On March 28, John Deedy, managing editor of Commonweal from 1967 to 1978, died at age eighty-two. Jack came to Commonweal at a tense moment and in delicate circumstances. The magazine was still riding high on the wave of postconciliar energy. The staff, however, was divided, not by politics or theology or ideology, but by personality and generation as well as the question of whether the magazine should look primarily to the secular or to the Catholic world as its chief point of reference.
Much of this story is told in Rodger Van Allen’s history, The Commonweal and American Catholicism. Unlike the internal bloodlettings suffered by many political and corporate teams, Commonweal’s differences were pursued in a way that would make the Marquis of Queensbury look like a brawler. But Jack’s hiring, without consultation among the whole staff, threatened to add a spark to a combustible atmosphere.
That never happened. It was impossible not to like Jack. He added sparks, but of a different sort. Professional skill, to be sure, for Jack was the product of a long career in journalism, first as teenage stringer for the Worcester Telegram and the Boston Post, then freelancer in Ireland and France following his World War II military service, and finally editor of diocesan papers in Worcester and Pittsburgh who had covered three session of Vatican II.
Then there was sheer energy. Office life benefited from the two books he wrote and one he edited during his tenure at Commonweal. (Jack’s lifetime output added up to twenty-three such volumes.) His Literary Places: A Guided Pilgrimage, New York and New England reflected a devotion to great writers nurtured at College of the Holy Cross and, on the G.I. Bill, at Trinity College, Dublin. His later book, Auden as Didymus (1993), delved into the columns that W. H. Auden wrote for Commonweal in the 1940s under the pen name of Didymus (the Good Thief). Jack also wrote for Catholic journals in France, Italy, and Britain as well as for the Nation, the New Republic, the Critic, and other magazines here. For a while, he even managed a radio program.
Still, the spark that counted most was the tireless yet inveterately cheerful way he went about trying to expose and undo the world’s-and the church’s-follies.
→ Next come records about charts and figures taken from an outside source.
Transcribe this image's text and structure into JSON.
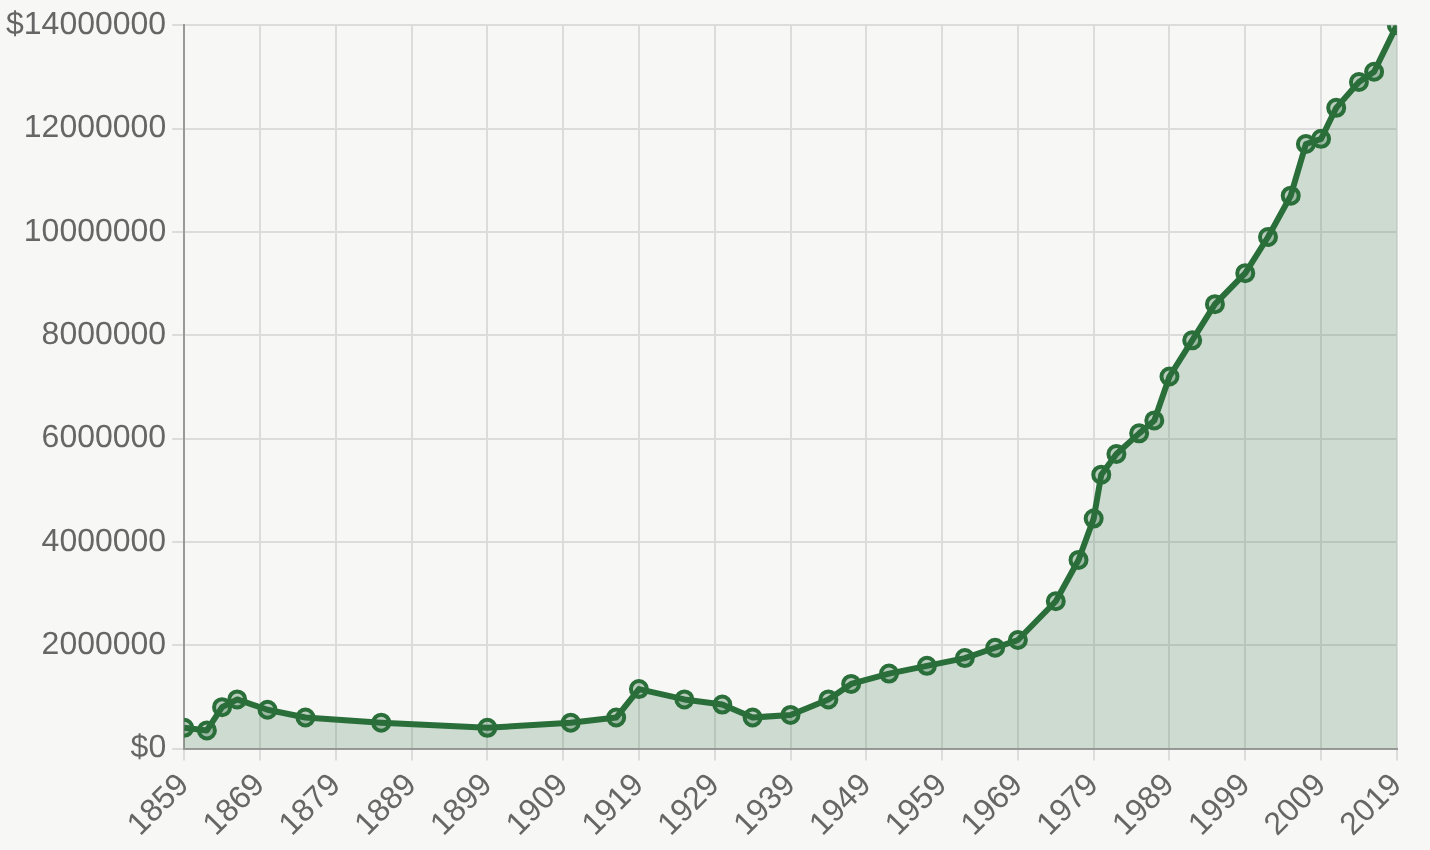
{
  "chart_data": {
    "type": "area",
    "x": [
      1859,
      1862,
      1864,
      1866,
      1870,
      1875,
      1885,
      1899,
      1910,
      1916,
      1919,
      1925,
      1930,
      1934,
      1939,
      1944,
      1947,
      1952,
      1957,
      1962,
      1966,
      1969,
      1974,
      1977,
      1979,
      1980,
      1982,
      1985,
      1987,
      1989,
      1992,
      1995,
      1999,
      2002,
      2005,
      2007,
      2009,
      2011,
      2014,
      2016,
      2019
    ],
    "series": [
      {
        "color": "#2a6e3a",
        "values": [
          400000,
          350000,
          800000,
          950000,
          750000,
          600000,
          500000,
          400000,
          500000,
          600000,
          1150000,
          950000,
          850000,
          600000,
          650000,
          950000,
          1250000,
          1450000,
          1600000,
          1750000,
          1950000,
          2100000,
          2850000,
          3650000,
          4450000,
          5300000,
          5700000,
          6100000,
          6350000,
          7200000,
          7900000,
          8600000,
          9200000,
          9900000,
          10700000,
          11700000,
          11800000,
          12400000,
          12900000,
          13100000,
          14000000
        ]
      }
    ],
    "xlim": [
      1859,
      2019
    ],
    "xticks": [
      1859,
      1869,
      1879,
      1889,
      1899,
      1909,
      1919,
      1929,
      1939,
      1949,
      1959,
      1969,
      1979,
      1989,
      1999,
      2009,
      2019
    ],
    "ylim": [
      0,
      14000000
    ],
    "yticks": [
      {
        "value": 0,
        "label": "$0"
      },
      2000000,
      4000000,
      6000000,
      8000000,
      10000000,
      12000000,
      {
        "value": 14000000,
        "label": "$14000000"
      }
    ],
    "grid": true,
    "marker": "circle",
    "legend": false
  }
}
Jack was a man graced with kindness but not, to all appearances, plagued by doubts or ambiguities. His “News & Views,” a page of quick and pointed items, ran inside the cover of every issue of Commonweal. He almost certainly didn’t intend it, but the column’s placement and his own deft touch made it in some ways the face of the magazine during the late 1960s and for much of the 1970s. His politics were liberal, of the kind running from the New Deal to the Great Society. His sympathies were with rebels and underdogs. If you ever bumped up against the authorities in a good cause, he was the guy you wanted on your jury.
In 1968, a year after Jack arrived at Commonweal, liberal Catholics were dealt a double blow, Humanae vitae and the bitter divisions among Democrats over Vietnam. “These were exciting but hardly triumphant years for an editor at Commonweal,” the magazine noted in an editorial bidding Jack farewell. “American liberalism was fragmenting, postconciliar optimism evaporating. Through it all, John Deedy carried on in a style that matched militancy with good humor, a zeal for combat with personal gentleness, and a refusal to take it all too seriously.” May he rest in peace.